A significant new study from Finland has raised serious questions about the use of puberty blockers, cross-sex hormones, and surgeries for adolescents experiencing gender distress. For over a decade, proponents of these medical interventions have argued that they reliably improve mental health and can be life-saving for transgender-identified youth. However, this Finnish study, one of the largest and most methodologically rigorous to date, found no such benefit. Instead, it linked these treatments to a marked worsening of mental health outcomes.
Study Details and Findings
The research, published in Acta Paediatrica, utilized Finland's centralized health registries to analyze complete data for all 2,083 young people who presented to gender clinics before the age of 23 between 1996 and 2019. The study measured specialist-level psychiatric treatment both before referral to a gender clinic and two or more years afterward. Overall, gender-referred adolescents required significantly more psychiatric care than the general population at both time points. However, a closer examination of the numbers revealed alarming trends.
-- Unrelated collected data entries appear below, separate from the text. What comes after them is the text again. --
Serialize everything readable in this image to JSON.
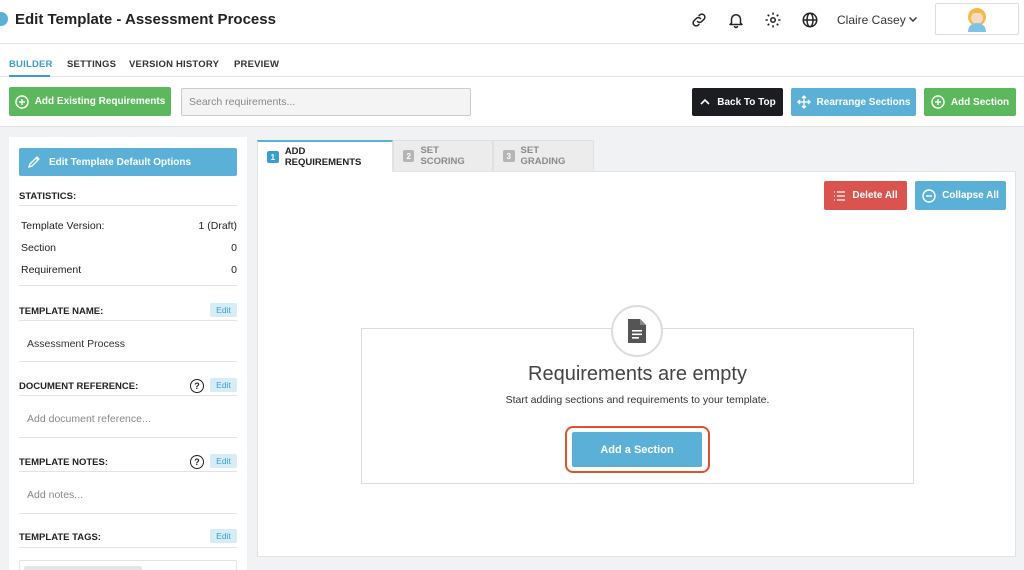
{
  "header": {
    "title": "Edit Template - Assessment Process",
    "user_name": "Claire Casey",
    "icons": [
      "link-icon",
      "bell-icon",
      "gear-icon",
      "globe-icon"
    ]
  },
  "nav": {
    "tabs": [
      {
        "label": "BUILDER",
        "active": true
      },
      {
        "label": "SETTINGS",
        "active": false
      },
      {
        "label": "VERSION HISTORY",
        "active": false
      },
      {
        "label": "PREVIEW",
        "active": false
      }
    ]
  },
  "toolbar": {
    "add_existing_label": "Add Existing Requirements",
    "search_placeholder": "Search requirements...",
    "back_to_top_label": "Back To Top",
    "rearrange_label": "Rearrange Sections",
    "add_section_label": "Add Section"
  },
  "sidebar": {
    "edit_defaults_label": "Edit Template Default Options",
    "statistics_heading": "STATISTICS:",
    "stats": [
      {
        "label": "Template Version:",
        "value": "1 (Draft)"
      },
      {
        "label": "Section",
        "value": "0"
      },
      {
        "label": "Requirement",
        "value": "0"
      }
    ],
    "template_name_heading": "TEMPLATE NAME:",
    "template_name_value": "Assessment Process",
    "document_reference_heading": "DOCUMENT REFERENCE:",
    "document_reference_placeholder": "Add document reference...",
    "template_notes_heading": "TEMPLATE NOTES:",
    "template_notes_placeholder": "Add notes...",
    "template_tags_heading": "TEMPLATE TAGS:",
    "edit_label": "Edit",
    "help_glyph": "?"
  },
  "main": {
    "tabs": [
      {
        "number": "1",
        "label": "ADD REQUIREMENTS",
        "active": true
      },
      {
        "number": "2",
        "label": "SET SCORING",
        "active": false
      },
      {
        "number": "3",
        "label": "SET GRADING",
        "active": false
      }
    ],
    "delete_all_label": "Delete All",
    "collapse_all_label": "Collapse All",
    "empty_state": {
      "title": "Requirements are empty",
      "subtitle": "Start adding sections and requirements to your template.",
      "button_label": "Add a Section"
    }
  },
  "colors": {
    "accent_blue": "#5bb0d8",
    "green": "#5cb85c",
    "red": "#d9534f",
    "dark": "#1c1d21",
    "highlight": "#e0522e"
  }
}
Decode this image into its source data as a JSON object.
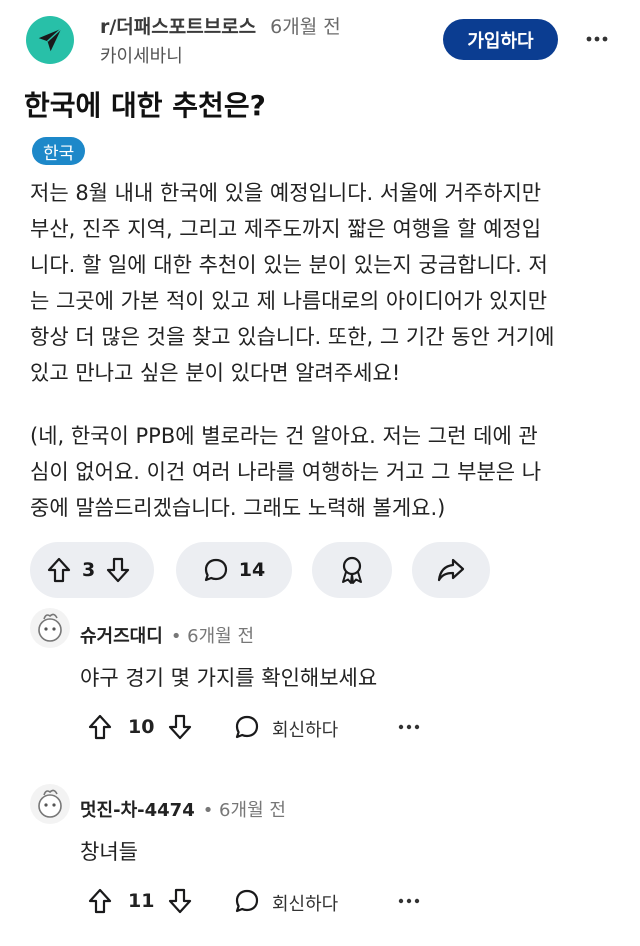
{
  "header": {
    "subreddit": "r/더패스포트브로스",
    "time": "6개월 전",
    "user": "카이세바니",
    "join_label": "가입하다"
  },
  "post": {
    "title": "한국에 대한 추천은?",
    "flair": "한국",
    "paragraph1": [
      "저는 8월 내내 한국에 있을 예정입니다. 서울에 거주하지만",
      "부산, 진주 지역, 그리고 제주도까지 짧은 여행을 할 예정입",
      "니다. 할 일에 대한 추천이 있는 분이 있는지 궁금합니다. 저",
      "는 그곳에 가본 적이 있고 제 나름대로의 아이디어가 있지만",
      "항상 더 많은 것을 찾고 있습니다. 또한, 그 기간 동안 거기에",
      "있고 만나고 싶은 분이 있다면 알려주세요!"
    ],
    "paragraph2": [
      "(네, 한국이 PPB에 별로라는 건 알아요. 저는 그런 데에 관",
      "심이 없어요. 이건 여러 나라를 여행하는 거고 그 부분은 나",
      "중에 말씀드리겠습니다. 그래도 노력해 볼게요.)"
    ],
    "votes": "3",
    "comments": "14"
  },
  "comments": [
    {
      "author": "슈거즈대디",
      "time": "• 6개월 전",
      "text": "야구 경기 몇 가지를 확인해보세요",
      "votes": "10",
      "reply_label": "회신하다"
    },
    {
      "author": "멋진-차-4474",
      "time": "• 6개월 전",
      "text": "창녀들",
      "votes": "11",
      "reply_label": "회신하다"
    }
  ],
  "icons": {
    "subreddit": "airplane-icon",
    "more": "more-horizontal-icon",
    "upvote": "upvote-arrow-icon",
    "downvote": "downvote-arrow-icon",
    "comment": "comment-bubble-icon",
    "award": "award-icon",
    "share": "share-arrow-icon",
    "reply": "reply-bubble-icon"
  },
  "colors": {
    "accent": "#0b3d91",
    "flair": "#1d88c9",
    "subreddit_icon": "#28c0a8",
    "pill_bg": "#eceef2"
  }
}
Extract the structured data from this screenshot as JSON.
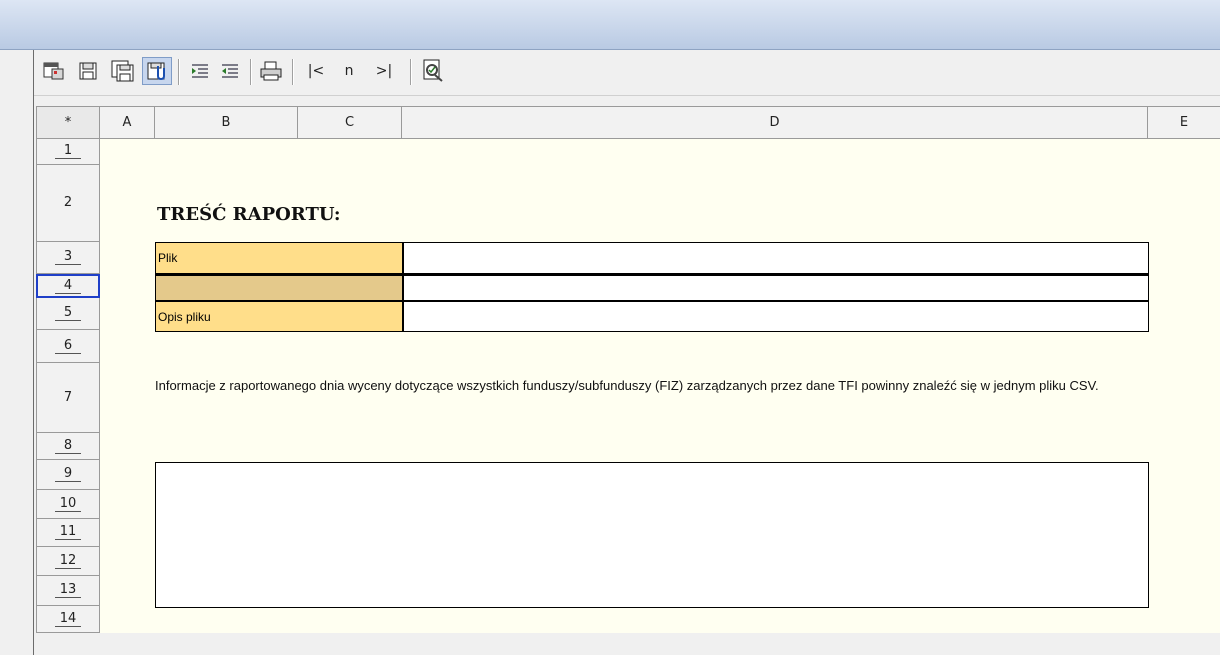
{
  "toolbar": {
    "nav_first": "|<",
    "nav_n": "n",
    "nav_last": ">|"
  },
  "columns": [
    "*",
    "A",
    "B",
    "C",
    "D",
    "E"
  ],
  "rows": [
    "1",
    "2",
    "3",
    "4",
    "5",
    "6",
    "7",
    "8",
    "9",
    "10",
    "11",
    "12",
    "13",
    "14"
  ],
  "form": {
    "title": "TREŚĆ RAPORTU:",
    "plik_label": "Plik",
    "plik_value": "",
    "row4_label": "",
    "row4_value": "",
    "opis_label": "Opis pliku",
    "opis_value": "",
    "info_text": "Informacje z raportowanego dnia wyceny dotyczące wszystkich funduszy/subfunduszy (FIZ) zarządzanych przez dane TFI powinny znaleźć się w jednym pliku CSV.",
    "notes_value": ""
  },
  "colors": {
    "label_fill": "#ffde8a",
    "label_fill_dark": "#e4c98b",
    "sheet_bg": "#fffff1",
    "selected_row": "#1f3fc8"
  }
}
Comparison by Referral Period
The researchers divided patients into two groups based on referral period: 1996–2010 and 2011–2019. This distinction is crucial because the later period saw a sharp global rise in referrals to gender clinics, with caseloads surging and the sex ratio shifting from predominantly young boys to overwhelmingly adolescent girls. The study found that those referred after 2010 had significantly higher psychiatric needs overall. The authors concluded that for some young people, mental health challenges may manifest as concerns related to gender identity.
Impact of Medical Interventions
The study also compared those who received medical interventions (38.2% of the cohort) with those who did not. Among the non-medicalized group, psychiatric needs were high at referral—unsurprising given Finland's strict criteria that reserved treatment for the most stable adolescents—and showed little change at follow-up. In contrast, among the medicalized group—those selected because they initially presented with relatively stable mental health—specialist psychiatric care use rose sharply after commencing medical treatment. For males receiving feminizing treatment, psychiatric care use increased from roughly 10% to 61%, and for females receiving masculinizing treatment, it rose from 22% to 55%.
Implications for Canada
Canada has so far paid little attention to accumulating warnings from systematic evidence reviews and clinical course corrections abroad. Whether these latest findings will prompt Canadian gender clinics to reconsider their treatment approach remains an open question. The study adds to a growing body of evidence that medical transition fails to deliver promised mental health benefits and may even exacerbate psychiatric needs.